On ye naegl

October 12th, 2020

I scour the polish off my nails and see what's underneath for the first time in a couple of weeks, though it feels like ages. In fact, I'm shocked, somehow, at what they look like under the even, opaque paint in which they've been so regularly covered. They're normal yet alien; their obvious anatomy and the form belying function are jarring somehow, like a persian cat seen just-washed, a fifth of its former glorious girth, or an actress staged always in the myriad trappings of Elizabethan costume suddenly naked. The pink nailplates are as shiftingly unhomogenous as August sunset, morphing with time and movement. Once escaped from the finger, the nails are white as chalk, infinitesimally banded, telling some story about the state of my health, or the woes of my mind. The instinct imposes itself: repaint them. But I decide to let them be, to take a break, to sit with the reality of their plain unornamented humanness awhile. And I drift to an examination of their tireless protection, and the shelter similar biological structures serve to other forms of life.

The keratin responsible for most of the nail's composition is by no means a resource exclusive to humanity. Along with chitin, which evolved earlier and so finds itself more readily employed among the insects and arthropods, keratin is one of the toughest biological materials in existence, and other genii of life have made ample use of its potential for resistance and defense. Most vertebrates, in fact, make use of some sort of keratinous compound, expressed variously as hair or fur, hooves, and the outermost layer of the skin. Then come the claws, the horns, the feathers, the stuff of which fight or flight is literally made. From turtle shells to fish scales, eagles' beaks to sheep's wool, what keeps the tips of my fingers and toes safe from the thousands of things I touch every day so serves the rest of the animal kingdom tirelessly, silently. Even spiders' silk, if somewhat further from the amalgamation of keratin in my nails, carries with it some measure of this precious stuff. Indisputably useful; capable of countless manifestations of shape, color, size; easily replaced --one can't help but suspect that keratin is a sort of plastic put together by the fates of the earth, which I suppose is fairly ironic when considering nylon wigs and acrylic nails.
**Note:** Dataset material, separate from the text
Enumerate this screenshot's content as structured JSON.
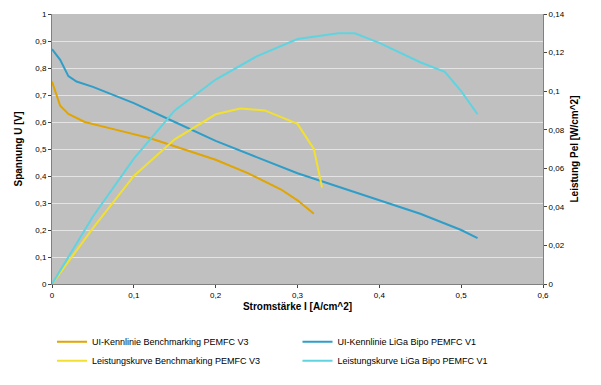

The nail may be natural, but like the majority of things that may ever live, it's dead. At least, the nail plate itself. When keratin fills a cell, hardening it, readying it for utility, it swallows up all else: organelles, nucleus, all. The nail matrix, the source of cells, lives on, but what it produces is a sort of ghastly conveyor belt, wherein life uses death to shield itself from the same. As with any keratinized object, the human nail can tell a tale of the bearer's recent battle performance. Obvious problems --poor hygiene, blunt damage, are borne easily on those parts put forth in a fight. But the nails will tattle further. Vitamin deficiencies, genetic defects, lack of sleep, dehydration, overexercise, neurosis, even the innocent fact of age are laid out in the manuscripts of toe- and finger-tips, ready for the reading by anyone who can.

Honest and strong, ancient, morbid, my nails look a little less strange in their examined state. Still, I think I'll paint them purple.